JT: Absolutely! I think the IT team HAS to be restructured from EMR to EMR. Because you’ve got two camps, you’ve got the legacy system to keep the doors open and then the new structure with project managers and implementation specialists who are going to need to be trained. It depends on the vendor, of course, but if they’re going to have accountability for building out and meeting with these operational areas to define new workflow and to define build, that’s one of the questions a CIO should ask right up front: how do I restructure the organization to become successful.
It would have to be very clear accountability to the legacy system and a vertical that is focused on the new. But then there’s a matrix reporting structure as well because one of the key issues is, you’re not going to fire your legacy support team when they’re done You want to bring them into the new, you want to bring them over. So the question is how do you keep that legacy staff engaged in the implementation and keep the lights on with the legacy application. A couple of the organizations we’ve worked with have come to the conclusion that it’s a dual reporting structure for a few of the people in that legacy vertical. Their primary responsibility is resolving issues, keeping the legacy applications operating and ensuring the costumers need are being met. Btu they’re also contributing to the new application development, bringing that legacy application and workflow expertise to the table as subject matter exert.

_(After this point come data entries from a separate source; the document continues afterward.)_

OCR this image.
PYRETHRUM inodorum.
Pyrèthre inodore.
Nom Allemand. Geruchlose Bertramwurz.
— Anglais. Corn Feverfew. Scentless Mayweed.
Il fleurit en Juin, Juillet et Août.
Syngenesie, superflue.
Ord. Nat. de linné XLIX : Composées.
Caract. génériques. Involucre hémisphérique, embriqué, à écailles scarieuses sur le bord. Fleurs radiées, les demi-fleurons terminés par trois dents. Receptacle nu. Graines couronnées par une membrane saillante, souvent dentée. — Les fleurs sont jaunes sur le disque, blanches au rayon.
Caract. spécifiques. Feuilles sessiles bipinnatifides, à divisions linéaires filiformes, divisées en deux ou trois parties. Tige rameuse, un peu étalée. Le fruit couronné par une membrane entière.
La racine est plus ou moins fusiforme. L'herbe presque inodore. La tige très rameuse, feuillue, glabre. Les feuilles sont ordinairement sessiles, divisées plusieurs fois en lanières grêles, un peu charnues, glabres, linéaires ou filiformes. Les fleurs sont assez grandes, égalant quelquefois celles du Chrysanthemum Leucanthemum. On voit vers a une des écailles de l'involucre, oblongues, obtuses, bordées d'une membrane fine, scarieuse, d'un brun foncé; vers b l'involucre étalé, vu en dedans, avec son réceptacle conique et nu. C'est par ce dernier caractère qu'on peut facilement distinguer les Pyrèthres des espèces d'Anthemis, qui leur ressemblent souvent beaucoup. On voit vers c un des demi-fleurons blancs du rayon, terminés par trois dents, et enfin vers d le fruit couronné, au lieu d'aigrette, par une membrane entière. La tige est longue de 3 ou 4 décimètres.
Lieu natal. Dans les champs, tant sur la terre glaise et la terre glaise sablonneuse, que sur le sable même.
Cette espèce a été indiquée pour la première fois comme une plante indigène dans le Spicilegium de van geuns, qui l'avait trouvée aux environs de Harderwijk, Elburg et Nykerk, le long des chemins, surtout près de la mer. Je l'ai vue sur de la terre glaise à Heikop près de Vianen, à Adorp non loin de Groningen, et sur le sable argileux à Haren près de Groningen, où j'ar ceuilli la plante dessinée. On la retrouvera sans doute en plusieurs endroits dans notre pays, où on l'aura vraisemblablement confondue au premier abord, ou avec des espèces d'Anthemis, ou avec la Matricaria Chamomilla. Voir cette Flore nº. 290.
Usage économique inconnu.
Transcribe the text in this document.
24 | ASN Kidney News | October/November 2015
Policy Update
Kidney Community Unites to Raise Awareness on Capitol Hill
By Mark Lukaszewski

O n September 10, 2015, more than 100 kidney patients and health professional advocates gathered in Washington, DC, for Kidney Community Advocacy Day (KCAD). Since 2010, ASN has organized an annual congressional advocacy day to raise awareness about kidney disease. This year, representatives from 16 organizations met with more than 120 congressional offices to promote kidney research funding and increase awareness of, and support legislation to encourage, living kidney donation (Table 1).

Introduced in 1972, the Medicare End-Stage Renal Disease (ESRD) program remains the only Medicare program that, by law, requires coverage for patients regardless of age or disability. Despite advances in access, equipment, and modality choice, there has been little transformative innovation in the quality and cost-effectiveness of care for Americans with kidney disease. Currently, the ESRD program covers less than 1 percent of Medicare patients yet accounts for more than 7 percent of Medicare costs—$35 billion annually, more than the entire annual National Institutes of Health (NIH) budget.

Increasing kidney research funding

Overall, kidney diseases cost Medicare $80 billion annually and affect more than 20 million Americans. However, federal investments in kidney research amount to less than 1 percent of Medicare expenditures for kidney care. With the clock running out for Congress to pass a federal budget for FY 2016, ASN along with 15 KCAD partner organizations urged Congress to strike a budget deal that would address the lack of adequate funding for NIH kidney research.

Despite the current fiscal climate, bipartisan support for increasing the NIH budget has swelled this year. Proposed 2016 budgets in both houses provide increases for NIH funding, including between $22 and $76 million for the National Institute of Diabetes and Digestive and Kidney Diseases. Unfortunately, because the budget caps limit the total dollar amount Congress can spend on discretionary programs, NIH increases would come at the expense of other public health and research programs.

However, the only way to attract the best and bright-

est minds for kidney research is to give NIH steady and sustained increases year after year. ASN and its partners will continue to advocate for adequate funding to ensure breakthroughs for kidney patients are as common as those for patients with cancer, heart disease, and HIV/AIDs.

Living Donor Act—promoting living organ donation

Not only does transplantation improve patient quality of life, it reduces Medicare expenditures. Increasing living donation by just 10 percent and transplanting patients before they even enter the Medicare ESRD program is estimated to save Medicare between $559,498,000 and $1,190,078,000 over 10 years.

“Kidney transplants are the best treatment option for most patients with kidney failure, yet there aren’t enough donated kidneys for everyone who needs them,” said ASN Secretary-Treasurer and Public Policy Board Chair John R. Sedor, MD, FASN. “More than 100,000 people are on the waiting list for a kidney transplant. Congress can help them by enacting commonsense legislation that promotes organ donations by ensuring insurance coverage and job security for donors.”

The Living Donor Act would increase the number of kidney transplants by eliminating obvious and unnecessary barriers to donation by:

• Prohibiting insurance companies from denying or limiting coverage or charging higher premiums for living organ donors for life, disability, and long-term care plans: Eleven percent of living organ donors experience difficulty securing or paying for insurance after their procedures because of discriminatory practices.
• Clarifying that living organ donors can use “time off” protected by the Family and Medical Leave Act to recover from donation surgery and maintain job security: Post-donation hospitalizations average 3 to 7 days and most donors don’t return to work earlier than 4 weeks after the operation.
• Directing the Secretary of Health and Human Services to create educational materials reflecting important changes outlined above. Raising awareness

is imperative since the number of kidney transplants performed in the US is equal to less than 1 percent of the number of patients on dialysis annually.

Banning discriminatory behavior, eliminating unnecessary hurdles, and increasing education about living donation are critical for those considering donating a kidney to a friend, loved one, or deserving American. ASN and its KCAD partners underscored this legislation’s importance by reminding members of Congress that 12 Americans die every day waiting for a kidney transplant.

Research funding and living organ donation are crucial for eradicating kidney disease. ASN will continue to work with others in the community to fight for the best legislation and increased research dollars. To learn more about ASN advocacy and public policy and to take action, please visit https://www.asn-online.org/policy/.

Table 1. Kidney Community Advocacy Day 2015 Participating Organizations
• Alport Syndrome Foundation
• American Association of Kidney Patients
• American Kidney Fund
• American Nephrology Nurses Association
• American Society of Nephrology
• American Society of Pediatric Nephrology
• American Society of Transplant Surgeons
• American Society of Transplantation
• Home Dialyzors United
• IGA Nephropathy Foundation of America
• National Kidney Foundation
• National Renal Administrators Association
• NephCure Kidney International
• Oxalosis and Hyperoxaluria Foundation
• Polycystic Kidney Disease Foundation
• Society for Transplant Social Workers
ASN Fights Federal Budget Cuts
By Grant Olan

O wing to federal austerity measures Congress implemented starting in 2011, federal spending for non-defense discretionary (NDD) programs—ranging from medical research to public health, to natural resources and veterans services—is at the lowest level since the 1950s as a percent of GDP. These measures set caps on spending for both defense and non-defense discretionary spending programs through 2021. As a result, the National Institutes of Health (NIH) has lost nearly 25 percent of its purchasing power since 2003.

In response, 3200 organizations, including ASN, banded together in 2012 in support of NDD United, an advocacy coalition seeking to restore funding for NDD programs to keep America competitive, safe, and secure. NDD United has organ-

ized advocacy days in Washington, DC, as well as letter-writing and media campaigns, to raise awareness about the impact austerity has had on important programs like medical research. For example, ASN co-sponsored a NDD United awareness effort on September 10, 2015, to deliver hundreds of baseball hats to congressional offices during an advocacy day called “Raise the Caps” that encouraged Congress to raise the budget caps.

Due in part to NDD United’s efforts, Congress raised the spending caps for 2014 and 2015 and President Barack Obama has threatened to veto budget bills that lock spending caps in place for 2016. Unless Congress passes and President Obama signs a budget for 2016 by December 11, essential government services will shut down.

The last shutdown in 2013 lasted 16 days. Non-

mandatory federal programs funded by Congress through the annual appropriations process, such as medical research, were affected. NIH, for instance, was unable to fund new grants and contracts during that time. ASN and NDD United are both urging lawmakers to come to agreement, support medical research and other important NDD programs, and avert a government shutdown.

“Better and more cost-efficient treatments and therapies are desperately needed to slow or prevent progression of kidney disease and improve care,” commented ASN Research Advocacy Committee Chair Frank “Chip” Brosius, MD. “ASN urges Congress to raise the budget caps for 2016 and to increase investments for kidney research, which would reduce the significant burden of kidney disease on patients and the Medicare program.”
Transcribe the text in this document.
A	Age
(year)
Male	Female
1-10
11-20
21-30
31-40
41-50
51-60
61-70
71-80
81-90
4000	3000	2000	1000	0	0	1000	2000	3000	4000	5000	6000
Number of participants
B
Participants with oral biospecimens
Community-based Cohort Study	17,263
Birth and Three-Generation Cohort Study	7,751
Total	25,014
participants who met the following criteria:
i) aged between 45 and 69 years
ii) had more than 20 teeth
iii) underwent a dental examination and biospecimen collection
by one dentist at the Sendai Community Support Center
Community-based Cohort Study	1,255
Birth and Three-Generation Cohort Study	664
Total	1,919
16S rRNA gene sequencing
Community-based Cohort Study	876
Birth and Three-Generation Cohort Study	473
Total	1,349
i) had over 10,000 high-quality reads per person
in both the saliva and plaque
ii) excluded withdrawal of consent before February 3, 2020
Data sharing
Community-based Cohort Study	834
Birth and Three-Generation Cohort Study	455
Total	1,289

To define the new and also doing some of the build and getting their hands dirty in the build so when the cutover actually happens they immediately go onto the go live support team they go on to resolving issues and being that new application expert. But that’s a big challenge, it’s a new line of thinking for the IT staff that’s been restructured. There a lot of turf wars and thinking they’re going to be left behind.
DL: So how do you resolve that conflict?
JT: It’s really just about over-communicating and ensuring that those folks are involved in the new discussions, but that it’s measured. So if you spent 50 percent of time on legacy and 40 percent on the new, there should be accountability for that. What will happen is those analysts will want to spend more time in the new applications and you’re going to have to pull them back and say you’re going to have to stay focused on the legacy.
DL: this may be an odd question to ask you as a consultant, but what about using consultants in this arena?
JT: One other strategy that consulting organizations have jumped on is hey we can fulfill your legacy support applications while your team move to the new. Consulting groups are pitching it and have dipped their toes in that pool. It works and it doesn’t work. The IT organization still has to have ultimately has to have accountability for that legacy support. It’s very difficult to transition, similar to hiring an IT organization to lead your implementation and all the knowledge remains in the consulting minds and it’s very difficult to extract that and to get the employees up to speed. That’s a bad model. It’s similar on the legacy side, you can’t just farm it all out because of the decisions that have been made, the history, the background. It’s a delicate balance. But there are options and different was to structure the IT organization to make sure you maintain your current level of support and focus on the new implementation.
DL: Any final advice?
JT: The key takeaway is keeping it a partnership model with the new vendor and the legacy vendor and ensuring that there’s candidness in all relationships and clearly defined expectations starting from the contracting phase and implementation phase, and accountability between vendor and IT and organization. As long as you’ve got those things covered you’re OK. CIOs are good at what they do, they’re professional problem solvers.